Zu behaupten, dass sich Skar in diesem Moment unwohl gefühlt hätte, wäre die Untertreibung des Tages gewesen. Es waren nicht nur die Digger, die ihn offensichtlich abgrundtief hassten und von denen trotz ihrer generell hoffnungslosen Lage eine große Gefahr ausging - jetzt, wo er ruhig stand, um die Quorrl nicht zu provozieren, war er eine leichte Beute für einen Armbrust- oder Bogenschützen; es waren auch die unberechenbaren Schuppenkrieger selber, die ihn jederzeit niedermachen konnten und gegen die er in seiner augenblicklichen Lage wohl kaum den Hauch einer Chance hatte. Zu allem Übel randalierte auch noch Esanna auf seinem Rücken, die wohl nicht begriff, dass er sich zu ihrer Rettung in dieses Abenteuer gestürzt hatte.

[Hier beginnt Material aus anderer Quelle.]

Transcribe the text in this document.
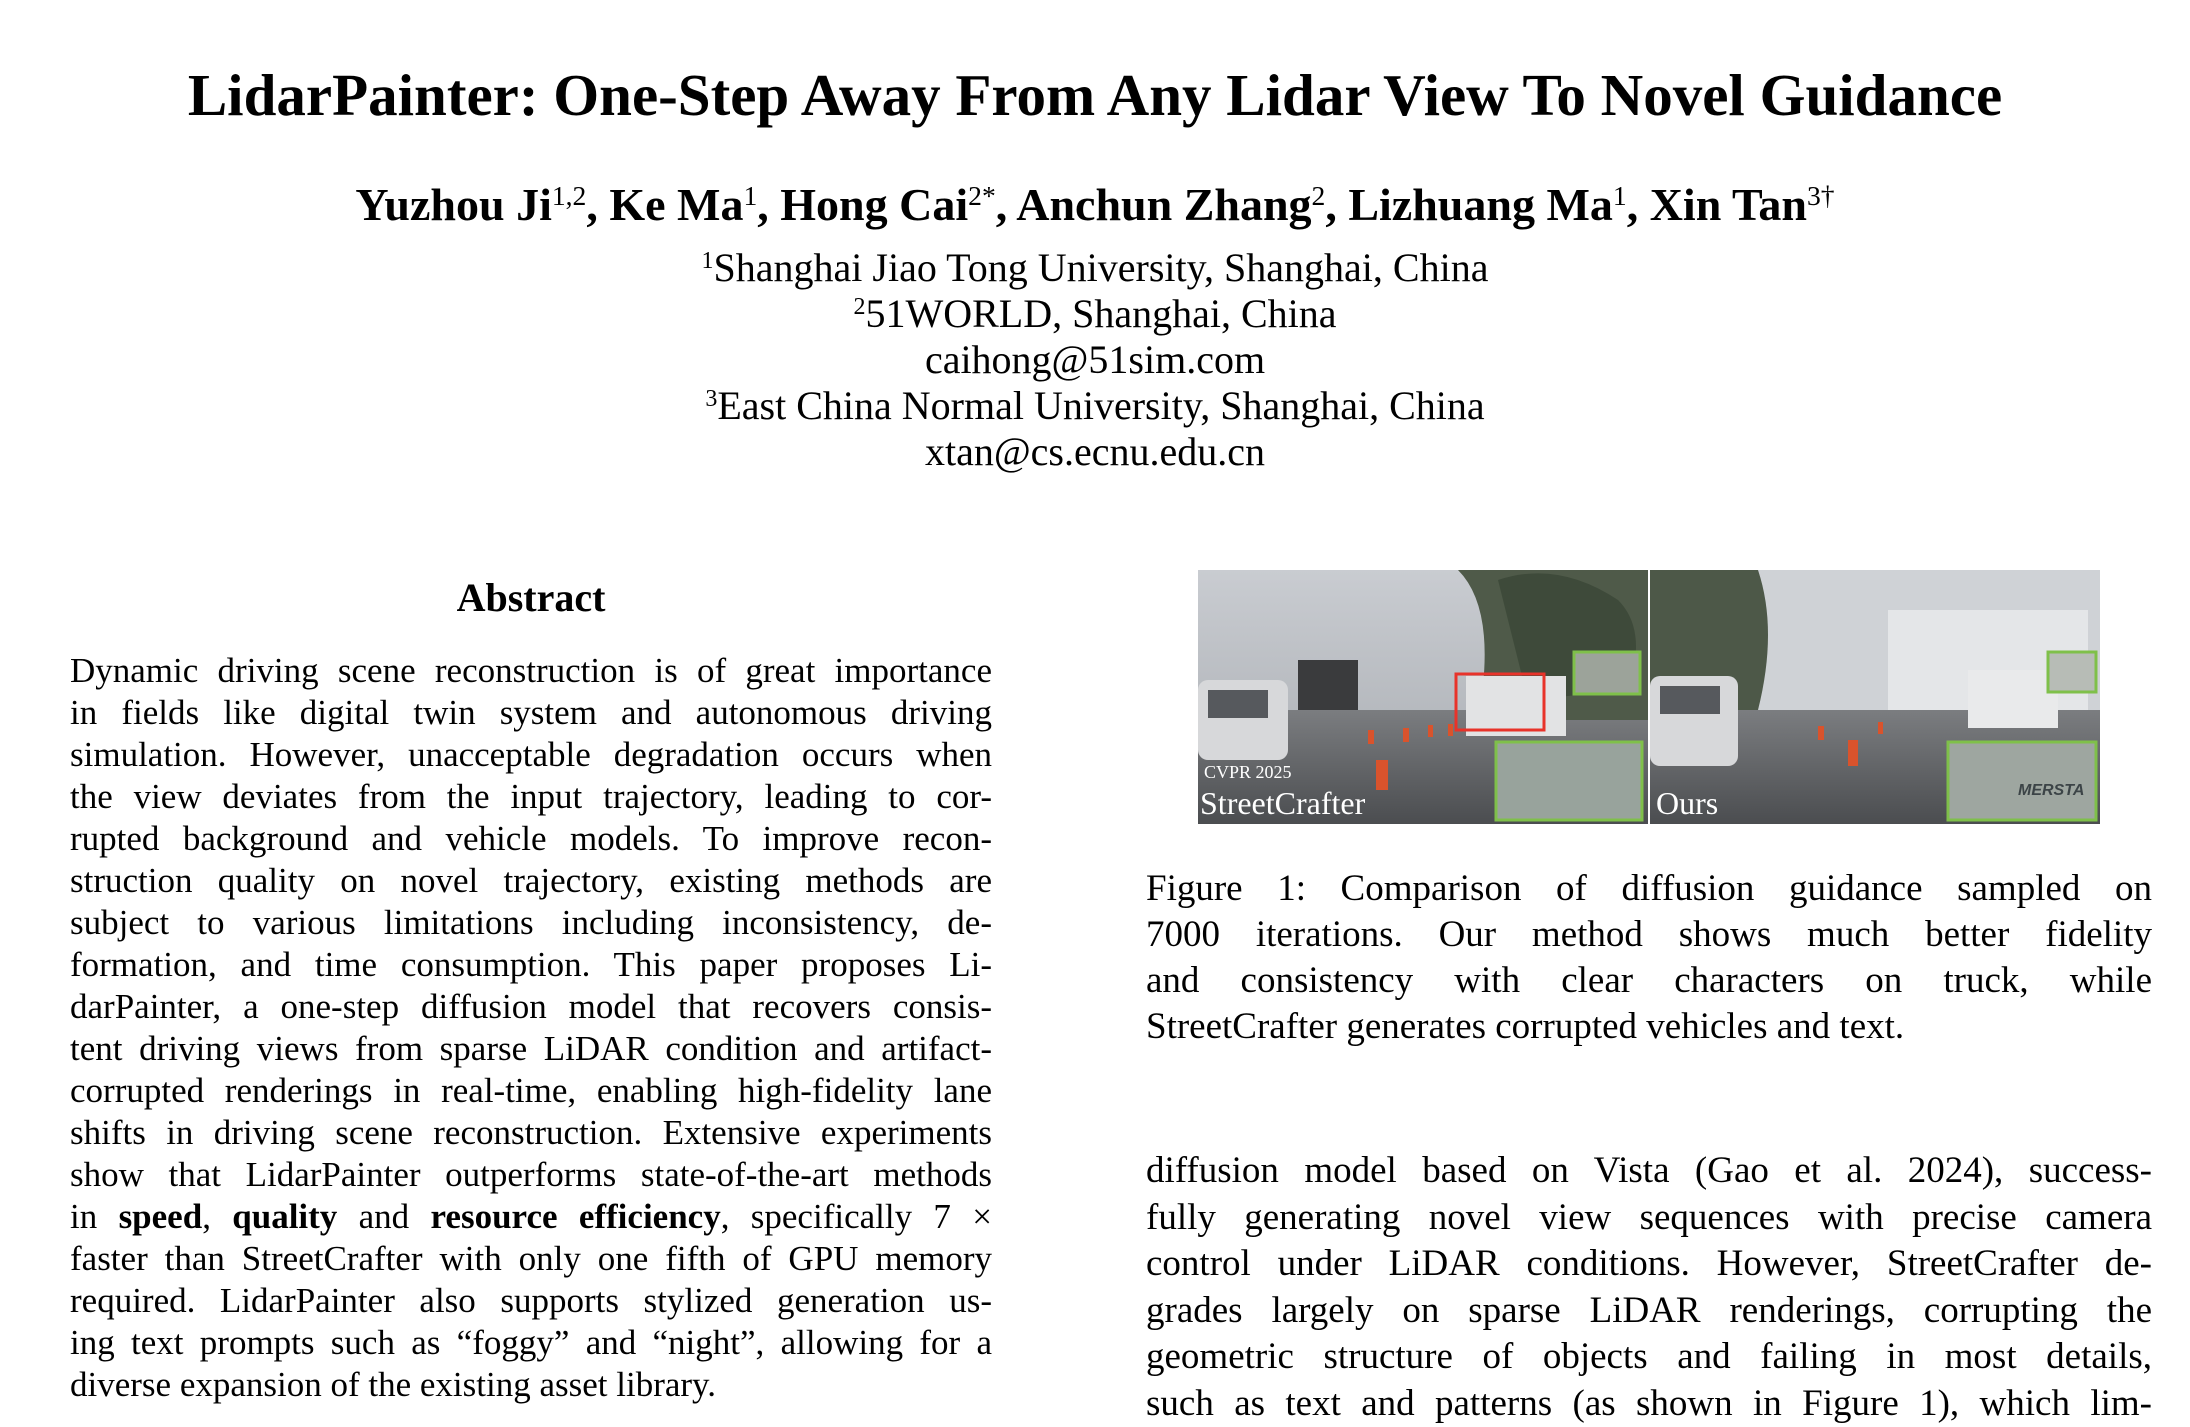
LidarPainter: One-Step Away From Any Lidar View To Novel Guidance
Yuzhou Ji$^{1,2}$, Ke Ma$^1$, Hong Cai$^{2*}$, Anchun Zhang$^2$, Lizhuang Ma$^1$, Xin Tan$^{3\dagger}$
$^1$Shanghai Jiao Tong University, Shanghai, China
$^2$51WORLD, Shanghai, China
caihong@51sim.com
$^3$East China Normal University, Shanghai, China
xtan@cs.ecnu.edu.cn
Abstract
Dynamic driving scene reconstruction is of great importance
in fields like digital twin system and autonomous driving
simulation. However, unacceptable degradation occurs when
the view deviates from the input trajectory, leading to cor-
rupted background and vehicle models. To improve recon-
struction quality on novel trajectory, existing methods are
subject to various limitations including inconsistency, de-
formation, and time consumption. This paper proposes Li-
darPainter, a one-step diffusion model that recovers consis-
tent driving views from sparse LiDAR condition and artifact-
corrupted renderings in real-time, enabling high-fidelity lane
shifts in driving scene reconstruction. Extensive experiments
show that LidarPainter outperforms state-of-the-art methods
in speed, quality and resource efficiency, specifically 7 ×
faster than StreetCrafter with only one fifth of GPU memory
required. LidarPainter also supports stylized generation us-
ing text prompts such as “foggy” and “night”, allowing for a
diverse expansion of the existing asset library.
CVPR 2025
StreetCrafter	MERSTA
Ours
Figure 1: Comparison of diffusion guidance sampled on
7000 iterations. Our method shows much better fidelity
and consistency with clear characters on truck, while
StreetCrafter generates corrupted vehicles and text.
diffusion model based on Vista (Gao et al. 2024), success-
fully generating novel view sequences with precise camera
control under LiDAR conditions. However, StreetCrafter de-
grades largely on sparse LiDAR renderings, corrupting the
geometric structure of objects and failing in most details,
such as text and patterns (as shown in Figure 1), which lim-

»Es wäre freundlich, wenn ihr mich durchlassen würdet«, sagte Skar. »Euer Konflikt ist nicht der meine.«
Er wusste, dass Quorrl eine solche Bitte als höchst ungewöhnlich, um nicht zu sagen als unverschämt betrachten mussten, aber was er nicht wusste, war: Warum er Esanna nicht einfach vom Rücken ließ, sein Schwert einsteckte und sich damit ein klein bisschen unterwürfiger zeigte, so wie es seiner augenblicklichen Situation wohl eher angemessen war - schließlich waren die Quorrl nicht gerade für ihr Zartgefühl bekannt, sondern eher dafür, ungebetene Einmischung auf sehr direktem Wege mit dem Schwert zu ahnden.